Here are the Python and JavaScript examples for text summarization using pgml SDK

Imports and Setup

Python

from pgml import Collection, Model, Splitter, Pipeline, Builtins  
from datasets import load_dataset
from dotenv import load_dotenv

JavaScript

const pgml = require("pgml");
require("dotenv").config();

The SDK and datasets are imported.
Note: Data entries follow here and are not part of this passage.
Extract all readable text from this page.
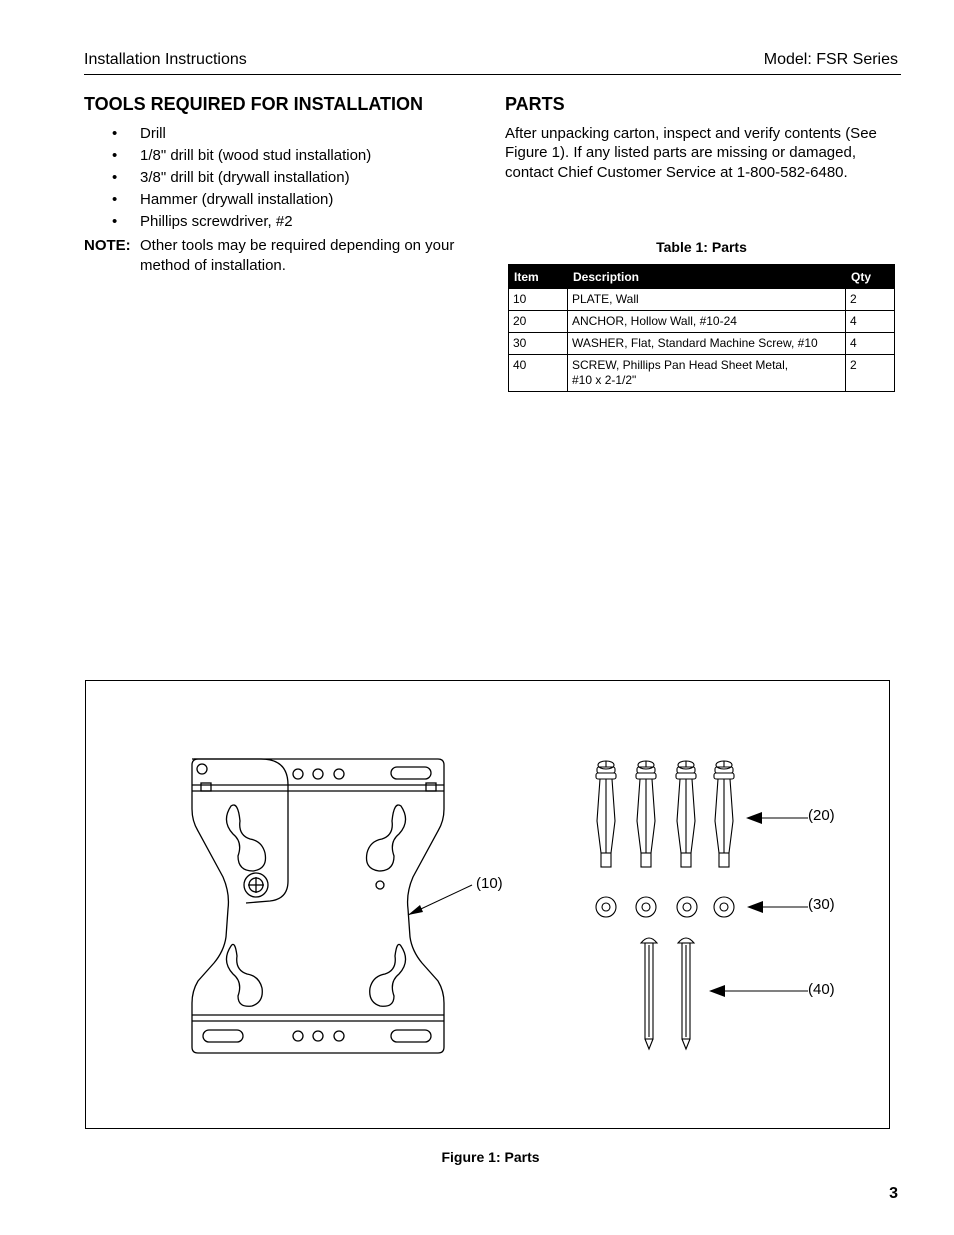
Installation Instructions	Model: FSR Series
TOOLS REQUIRED FOR INSTALLATION
• Drill
• 1/8" drill bit (wood stud installation)
• 3/8" drill bit (drywall installation)
• Hammer (drywall installation)
• Phillips screwdriver, #2
NOTE: Other tools may be required depending on your
method of installation.
PARTS
After unpacking carton, inspect and verify contents (See Figure 1). If any listed parts are missing or damaged, contact Chief Customer Service at 1-800-582-6480.
Table 1: Parts
Item	Description	Qty
10	PLATE, Wall	2
20	ANCHOR, Hollow Wall, #10-24	4
30	WASHER, Flat, Standard Machine Screw, #10	4
40	SCREW, Phillips Pan Head Sheet Metal,
#10 x 2-1/2"	2
(10)
(20)
(30)
(40)
Figure 1: Parts
3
Builtins are used for transformations.

Initialize Collection

Python

collection = Collection("squad_collection")

JavaScript

const collection = pgml.newCollection("my_javascript_sqa_collection"); 

A collection is created to hold text passages.

Create Pipeline

Python

model = Model()
splitter = Splitter()
pipeline = Pipeline("squadv1", model, splitter)  
await collection.add_pipeline(pipeline)

JavaScript

const pipeline = pgml.newPipeline(
  "my_javascript_sqa_pipeline",
  pgml.newModel(),
  pgml.newSplitter(), 
);

await collection.add_pipeline(pipeline);

A pipeline is created and added to the collection.

Upsert Documents

Python

data = load_dataset("squad")

documents = [
  {"id": ..., "text": ...}
  for r in data
]

await collection.upsert_documents(documents) 

JavaScript

const documents = [
  {
    id: "...", 
    text: "...",
  }
];

await collection.upsert_documents(documents);

Text passages are upserted into the collection.

Query for Context

Python

results = await collection.query()
  .vector_recall(query, pipeline)
  .fetch_all()

context = results[0][1]  

JavaScript

const queryResults = await collection
  .query()
  .vector_recall(query, pipeline) 
  .fetch_all();

const context = queryResults[0][1];

A vector search retrieves a relevant text passage.

Summarize Text

Python

builtins = Builtins()

summary = await builtins.transform(
  {"task": "summarization", 
   "model": "sshleifer/distilbart-cnn-12-6"},
  [context]
)

JavaScript

const builtins = pgml.newBuiltins();

const summary = await builtins.transform(
  {task: "summarization", 
   model: "sshleifer/distilbart-cnn-12-6"},
  [context]
);

The text is summarized using a pretrained model.